How Pictures Tell Stories: Essays on Pictorial Narrativity
In the humanities, narratology has become a growing field of interest in recent decades. Quite frequently, storytelling has been associated with verbal discourses, but, as this book argues, other media, such as the visual arts, often tell stories too. While among art historians the narrative aspects of visual art have constituted a prevalent focus of interest, systematic and theoretical treatments of narrative and temporal imagery have remained largely absent.
This book serves to bridge the gap between a language-oriented narratology and art history, examining some basic and regularly occurring narrative aspects of pictures from a cognitive and semiotic point of view. It will appeal to both scholars of narratology and undergraduate students.

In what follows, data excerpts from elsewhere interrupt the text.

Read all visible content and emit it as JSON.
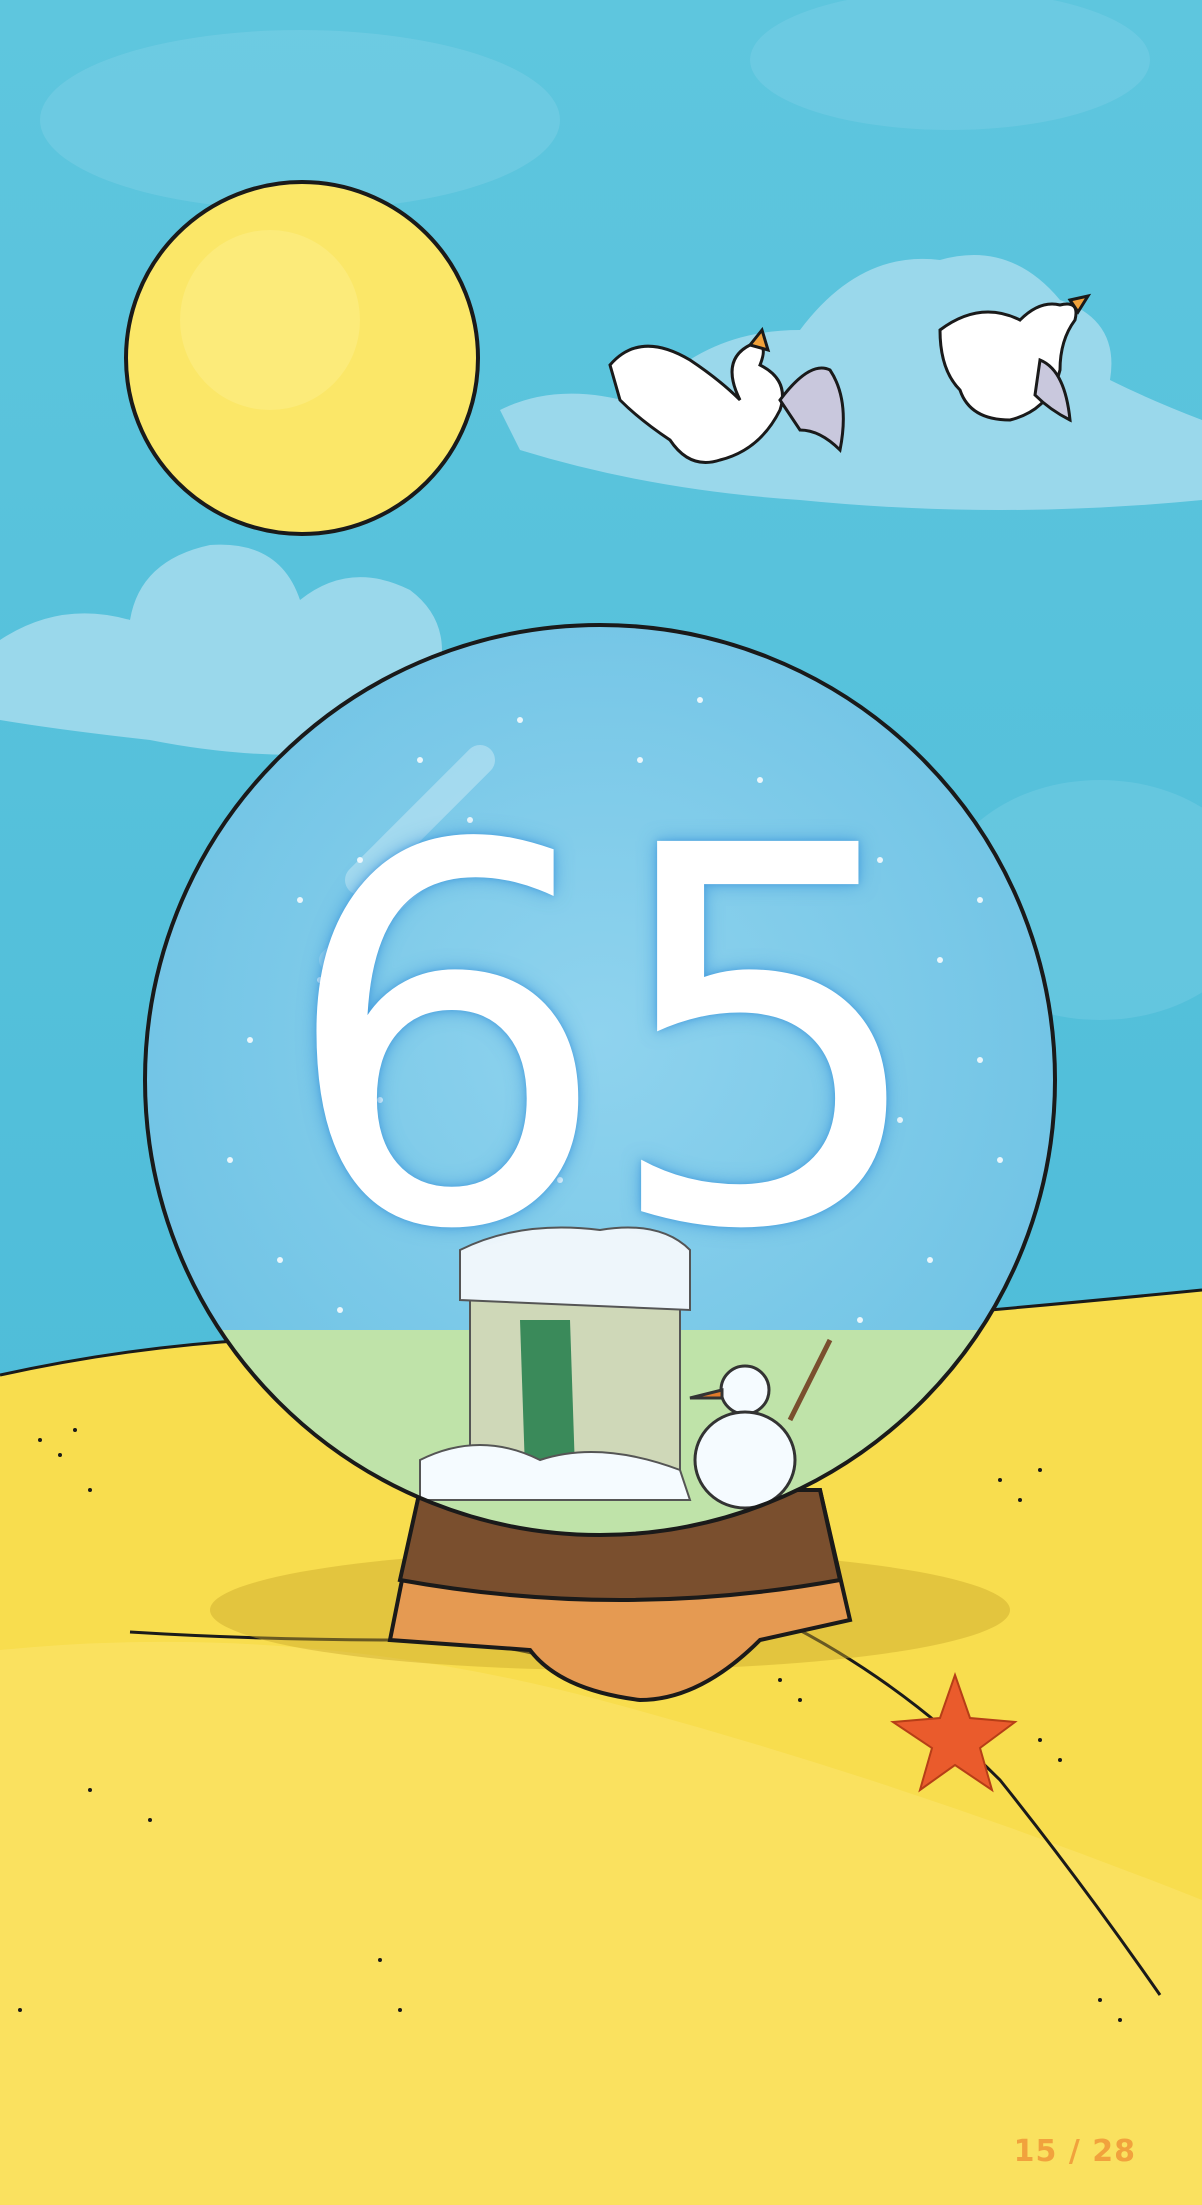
{
  "card": {
    "number": "65",
    "page_counter": "15 / 28"
  },
  "colors": {
    "sky": "#59c3dc",
    "sand": "#f8dd4e",
    "sun": "#fbe768",
    "globe_base_top": "#7a4f2e",
    "globe_base_bottom": "#e59a52",
    "starfish": "#ea5b2c",
    "number": "#ffffff",
    "page_counter": "#f1a23d"
  },
  "icons": [
    "sun-icon",
    "seagull-icon",
    "cloud-icon",
    "snow-globe-icon",
    "snowman-icon",
    "house-icon",
    "starfish-icon"
  ]
}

Michael Ranta, PhD, has been conferred the title of Associate Professor in Art History by Stockholm University, Sweden. His principal research focus includes art history, aesthetics, cognitive psychology, semiotics, and (pictorial) narratology. He has been a Research Fellow at Lund and Linnaeus Universities, Sweden and at Sichuan University, Chengdu, China. His doctoral dissertation “Mimesis as the Representation of Types: The Historical and Psychological Basis of an Aesthetic Idea” (2000) focused on cognitive psychology and its relevance for visual studies. In continuation of this work, he has since published numerous articles on pictorial narratology.